Start from v0.2.0, you can download pre-build wheel that satisfied your environment setup from each version's release assets and install it to skip building stage for the fastest installation speed. For example:
```shell
# firstly, cd the directory where the wheel saved, then execute command below
pip install auto_gptq-0.2.0+cu118-cp310-cp310-linux_x86_64.whl # install v0.2.0 auto_gptq pre-build wheel for linux in an environment whose python=3.10 and cuda=11.8
```

#### disable cuda extensions
By default, cuda extensions will be installed when `torch` and `cuda` is already installed in your machine, if you don't want to use them, using:
```shell
BUILD_CUDA_EXT=0 pip install auto-gptq
```
And to make sure `autogptq_cuda` is not ever in your virtual environment, run:
```shell
pip uninstall autogptq_cuda -y
```

#### to support triton speedup
To integrate with `triton`, using:
> warning: currently triton only supports linux; 3-bit quantization is not supported when using triton

```shell
pip install auto-gptq[triton]
```

### Install from source
<details>
<summary>click to see details</summary>

Clone the source code:
```shell
git clone https://github.com/PanQiWei/AutoGPTQ.git && cd AutoGPTQ
```
Then, install from source:
```shell
pip install .
```
Like quick installation, you can also set `BUILD_CUDA_EXT=0` to disable pytorch extension building.

Use `.[triton]` if you want to integrate with triton and it's available on your operating system.
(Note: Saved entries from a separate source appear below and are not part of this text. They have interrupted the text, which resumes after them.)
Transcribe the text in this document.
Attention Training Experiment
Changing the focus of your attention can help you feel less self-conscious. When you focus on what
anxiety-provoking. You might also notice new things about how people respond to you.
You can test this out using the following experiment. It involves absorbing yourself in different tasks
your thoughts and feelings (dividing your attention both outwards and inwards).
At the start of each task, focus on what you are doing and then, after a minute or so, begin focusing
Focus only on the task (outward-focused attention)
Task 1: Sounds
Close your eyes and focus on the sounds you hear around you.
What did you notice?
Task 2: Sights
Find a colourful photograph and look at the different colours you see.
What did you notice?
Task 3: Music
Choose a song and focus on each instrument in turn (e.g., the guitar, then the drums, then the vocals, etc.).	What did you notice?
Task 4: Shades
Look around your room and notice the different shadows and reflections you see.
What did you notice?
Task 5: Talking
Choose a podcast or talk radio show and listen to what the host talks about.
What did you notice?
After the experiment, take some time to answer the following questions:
To install from source for AMD GPUs supporting RoCm, please specify the `ROCM_VERSION` environment variable. The compilation can be speeded up by specifying the `PYTORCH_ROCM_ARCH` variable ([reference](https://github.com/pytorch/pytorch/blob/7b73b1e8a73a1777ebe8d2cd4487eb13da55b3ba/setup.py#L132)), for example `gfx90a` for MI200 series devices. Example:

```
ROCM_VERSION=5.6 pip install .
```

For RoCm systems, the packages `rocsparse-dev`, `hipsparse-dev`, `rocthrust-dev`, `rocblas-dev` and `hipblas-dev` are required to build.

</details>

## Quick Tour

### Quantization and Inference
> warning: this is just a showcase of the usage of basic apis in AutoGPTQ, which uses only one sample to quantize a much small model, quality of quantized model using such little samples may not good.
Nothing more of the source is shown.